If you are in the healthcare business, you must’ve been overwhelmed by patient data after the surge in COVID cases. Whenever health information is concerned, it becomes important to safeguard it from data thieves. Health data identifies your customers personally, all their health conditions, medications, history, and compliance. 

As an owner of a healthcare organization, your enterprise must be aware of how health laws and compliances work, to whom it applies, and their importance. 

Data Confidentiality Law

Health Insurance Portability and Accountability Act regulates how healthcare entities record, store, manage and share a US citizen’s private and personal medical information. Entities associated directly or indirectly with healthcare data need to meet the federal regulatory compliance rules defined by HIPAA. These entities could be health insurers, health tech startups, and healthcare organizations.

But why should you care about this law? HIPAA mainly focuses on protected health information (PHI). In simpler terms, if your organization handles patient records (past or present), payment information, or test results, chances are, you’re working with PHI. 


Importance of Health Data Privacy

In case you are not compliant with HIPAA, it can cost you millions of dollars. Additionally, failing to meet HIPAA security requirements can lead to health data breaches that go beyond financial loss.
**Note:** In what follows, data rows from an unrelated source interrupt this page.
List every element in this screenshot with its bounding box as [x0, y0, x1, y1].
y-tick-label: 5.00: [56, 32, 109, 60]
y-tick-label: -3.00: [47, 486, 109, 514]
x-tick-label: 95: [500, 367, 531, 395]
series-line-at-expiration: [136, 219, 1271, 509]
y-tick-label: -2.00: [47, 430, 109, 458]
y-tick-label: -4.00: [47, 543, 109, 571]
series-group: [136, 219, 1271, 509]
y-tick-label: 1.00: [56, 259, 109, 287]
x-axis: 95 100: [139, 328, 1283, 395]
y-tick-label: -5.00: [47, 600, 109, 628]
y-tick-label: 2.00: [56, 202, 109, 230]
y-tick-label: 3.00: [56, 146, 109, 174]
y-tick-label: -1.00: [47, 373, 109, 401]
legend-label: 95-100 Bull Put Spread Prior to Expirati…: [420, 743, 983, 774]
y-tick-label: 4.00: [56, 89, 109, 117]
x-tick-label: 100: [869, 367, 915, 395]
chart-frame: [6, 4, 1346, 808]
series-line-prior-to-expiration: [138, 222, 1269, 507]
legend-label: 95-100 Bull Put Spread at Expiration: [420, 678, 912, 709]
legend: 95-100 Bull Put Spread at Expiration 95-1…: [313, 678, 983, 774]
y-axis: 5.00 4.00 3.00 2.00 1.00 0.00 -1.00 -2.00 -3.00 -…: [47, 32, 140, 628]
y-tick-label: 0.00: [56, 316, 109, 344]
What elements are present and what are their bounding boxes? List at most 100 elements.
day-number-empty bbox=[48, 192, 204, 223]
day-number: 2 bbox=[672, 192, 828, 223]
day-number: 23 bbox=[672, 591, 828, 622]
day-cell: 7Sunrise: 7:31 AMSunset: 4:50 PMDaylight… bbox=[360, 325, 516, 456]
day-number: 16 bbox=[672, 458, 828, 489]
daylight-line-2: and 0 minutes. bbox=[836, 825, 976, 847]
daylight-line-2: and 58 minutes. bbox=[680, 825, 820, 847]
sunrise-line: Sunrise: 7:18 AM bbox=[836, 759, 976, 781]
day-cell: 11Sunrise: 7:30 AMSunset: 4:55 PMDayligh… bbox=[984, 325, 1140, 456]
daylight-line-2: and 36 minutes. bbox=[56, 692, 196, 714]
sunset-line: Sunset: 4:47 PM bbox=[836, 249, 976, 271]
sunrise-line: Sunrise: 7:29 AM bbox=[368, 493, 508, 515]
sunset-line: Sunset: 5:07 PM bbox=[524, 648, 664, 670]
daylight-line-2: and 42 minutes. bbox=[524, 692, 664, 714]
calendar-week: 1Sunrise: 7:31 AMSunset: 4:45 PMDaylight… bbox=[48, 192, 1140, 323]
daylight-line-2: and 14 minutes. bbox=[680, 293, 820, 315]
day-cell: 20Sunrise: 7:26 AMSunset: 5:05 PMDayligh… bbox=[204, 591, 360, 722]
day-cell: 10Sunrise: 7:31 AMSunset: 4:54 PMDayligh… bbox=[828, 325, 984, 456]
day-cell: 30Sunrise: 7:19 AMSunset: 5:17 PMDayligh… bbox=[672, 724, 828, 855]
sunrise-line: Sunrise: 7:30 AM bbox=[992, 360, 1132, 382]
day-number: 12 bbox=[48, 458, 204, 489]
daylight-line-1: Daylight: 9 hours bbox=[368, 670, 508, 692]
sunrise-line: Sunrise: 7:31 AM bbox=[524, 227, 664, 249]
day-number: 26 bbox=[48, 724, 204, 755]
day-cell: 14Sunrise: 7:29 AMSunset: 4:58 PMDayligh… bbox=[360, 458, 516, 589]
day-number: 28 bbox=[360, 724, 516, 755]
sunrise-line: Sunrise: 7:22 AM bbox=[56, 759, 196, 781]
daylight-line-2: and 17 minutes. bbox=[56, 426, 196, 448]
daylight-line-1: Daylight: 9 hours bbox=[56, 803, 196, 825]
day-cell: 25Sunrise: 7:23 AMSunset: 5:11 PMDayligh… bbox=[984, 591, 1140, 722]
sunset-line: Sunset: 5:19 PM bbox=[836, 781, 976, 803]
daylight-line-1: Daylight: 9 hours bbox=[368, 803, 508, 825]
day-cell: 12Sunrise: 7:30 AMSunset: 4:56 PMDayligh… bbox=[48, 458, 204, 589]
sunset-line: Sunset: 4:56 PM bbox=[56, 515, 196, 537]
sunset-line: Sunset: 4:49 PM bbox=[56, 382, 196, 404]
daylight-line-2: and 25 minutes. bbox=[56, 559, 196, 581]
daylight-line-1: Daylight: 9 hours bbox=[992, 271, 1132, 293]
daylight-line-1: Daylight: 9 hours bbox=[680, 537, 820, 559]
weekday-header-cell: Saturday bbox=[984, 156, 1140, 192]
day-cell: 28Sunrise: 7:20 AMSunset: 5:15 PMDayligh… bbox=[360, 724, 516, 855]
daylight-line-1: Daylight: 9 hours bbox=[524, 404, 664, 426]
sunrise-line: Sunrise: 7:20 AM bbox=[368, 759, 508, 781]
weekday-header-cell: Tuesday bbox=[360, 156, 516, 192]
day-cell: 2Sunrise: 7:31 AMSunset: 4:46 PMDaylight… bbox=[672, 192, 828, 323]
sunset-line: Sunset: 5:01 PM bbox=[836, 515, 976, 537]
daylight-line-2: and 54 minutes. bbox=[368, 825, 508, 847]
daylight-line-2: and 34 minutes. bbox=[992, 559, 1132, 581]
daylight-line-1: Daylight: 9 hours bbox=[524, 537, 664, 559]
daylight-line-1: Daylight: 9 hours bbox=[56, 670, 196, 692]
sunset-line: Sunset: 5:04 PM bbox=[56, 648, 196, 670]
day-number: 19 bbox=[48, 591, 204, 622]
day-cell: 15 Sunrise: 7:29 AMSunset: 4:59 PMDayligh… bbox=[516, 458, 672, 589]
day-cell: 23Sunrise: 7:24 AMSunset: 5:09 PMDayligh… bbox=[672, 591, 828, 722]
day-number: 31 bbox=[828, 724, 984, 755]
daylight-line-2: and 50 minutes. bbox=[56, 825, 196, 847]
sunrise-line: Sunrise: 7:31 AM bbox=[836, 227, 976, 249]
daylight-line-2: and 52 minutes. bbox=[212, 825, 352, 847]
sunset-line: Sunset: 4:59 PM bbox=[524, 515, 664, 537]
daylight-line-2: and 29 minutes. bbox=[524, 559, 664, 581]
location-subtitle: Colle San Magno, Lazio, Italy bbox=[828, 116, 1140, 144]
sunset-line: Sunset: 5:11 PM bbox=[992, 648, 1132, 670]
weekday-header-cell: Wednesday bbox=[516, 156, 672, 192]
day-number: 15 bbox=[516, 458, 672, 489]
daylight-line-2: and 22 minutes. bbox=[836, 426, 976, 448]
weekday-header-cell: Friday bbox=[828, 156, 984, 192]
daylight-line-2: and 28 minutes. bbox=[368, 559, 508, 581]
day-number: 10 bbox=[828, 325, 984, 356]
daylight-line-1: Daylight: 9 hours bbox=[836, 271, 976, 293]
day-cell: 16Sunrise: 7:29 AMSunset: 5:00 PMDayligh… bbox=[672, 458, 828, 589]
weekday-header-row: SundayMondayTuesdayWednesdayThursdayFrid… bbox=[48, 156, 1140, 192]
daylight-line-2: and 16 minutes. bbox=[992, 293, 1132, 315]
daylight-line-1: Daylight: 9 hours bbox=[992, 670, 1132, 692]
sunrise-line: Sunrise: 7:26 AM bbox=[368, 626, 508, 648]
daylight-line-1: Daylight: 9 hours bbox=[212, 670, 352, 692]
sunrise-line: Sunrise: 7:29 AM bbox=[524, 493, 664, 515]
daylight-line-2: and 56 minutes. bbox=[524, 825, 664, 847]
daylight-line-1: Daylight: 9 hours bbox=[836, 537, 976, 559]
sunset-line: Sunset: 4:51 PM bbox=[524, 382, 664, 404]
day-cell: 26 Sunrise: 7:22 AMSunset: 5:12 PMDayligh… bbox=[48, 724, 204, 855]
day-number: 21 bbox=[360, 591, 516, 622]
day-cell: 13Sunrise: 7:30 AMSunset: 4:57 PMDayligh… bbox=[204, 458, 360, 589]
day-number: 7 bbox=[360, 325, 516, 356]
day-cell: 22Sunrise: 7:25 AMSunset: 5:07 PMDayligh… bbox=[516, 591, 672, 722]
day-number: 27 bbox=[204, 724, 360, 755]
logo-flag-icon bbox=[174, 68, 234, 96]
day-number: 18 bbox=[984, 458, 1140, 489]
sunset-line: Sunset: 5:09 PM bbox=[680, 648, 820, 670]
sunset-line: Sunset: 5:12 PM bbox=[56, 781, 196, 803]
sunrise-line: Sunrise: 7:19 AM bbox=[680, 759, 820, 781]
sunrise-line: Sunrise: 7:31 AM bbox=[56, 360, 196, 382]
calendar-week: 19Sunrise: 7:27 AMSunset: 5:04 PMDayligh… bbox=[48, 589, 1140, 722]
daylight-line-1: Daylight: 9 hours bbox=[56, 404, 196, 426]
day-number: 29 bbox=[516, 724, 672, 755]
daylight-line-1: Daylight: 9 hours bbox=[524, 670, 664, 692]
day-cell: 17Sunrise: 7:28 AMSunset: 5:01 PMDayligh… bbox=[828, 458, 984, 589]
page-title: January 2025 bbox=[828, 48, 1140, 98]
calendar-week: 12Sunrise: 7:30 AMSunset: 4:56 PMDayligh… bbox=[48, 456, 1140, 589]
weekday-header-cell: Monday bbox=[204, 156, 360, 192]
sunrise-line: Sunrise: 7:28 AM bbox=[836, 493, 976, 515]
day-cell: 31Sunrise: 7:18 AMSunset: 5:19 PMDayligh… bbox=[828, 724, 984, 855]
Complying with HIPAA is a shared responsibility between healthcare entities and data organizations or departments. Some useful ways data companies ensure HIPAA compliance

  1. Monitor and identify unusual access behavior with predictive analytics.
  2. Enforce access policies and apply controls to all applications containing PHI.
  3. Locate and secure structured and unstructured ePHI regardless of where they’re stored.
  4. Automate periodic reviews of user access rights.

In conclusion, a strong governance policy for your healthcare data is extremely crucial. The healthcare industry deals with an enormous amount of personal health information, and without a way to govern who has access, how they got access, and the plethora of risks that present, it’s hard to manage and protect the data. A data governance framework could help healthcare organizations securely share data, grant user permissions, and manage health data throughout the patient lifecycle.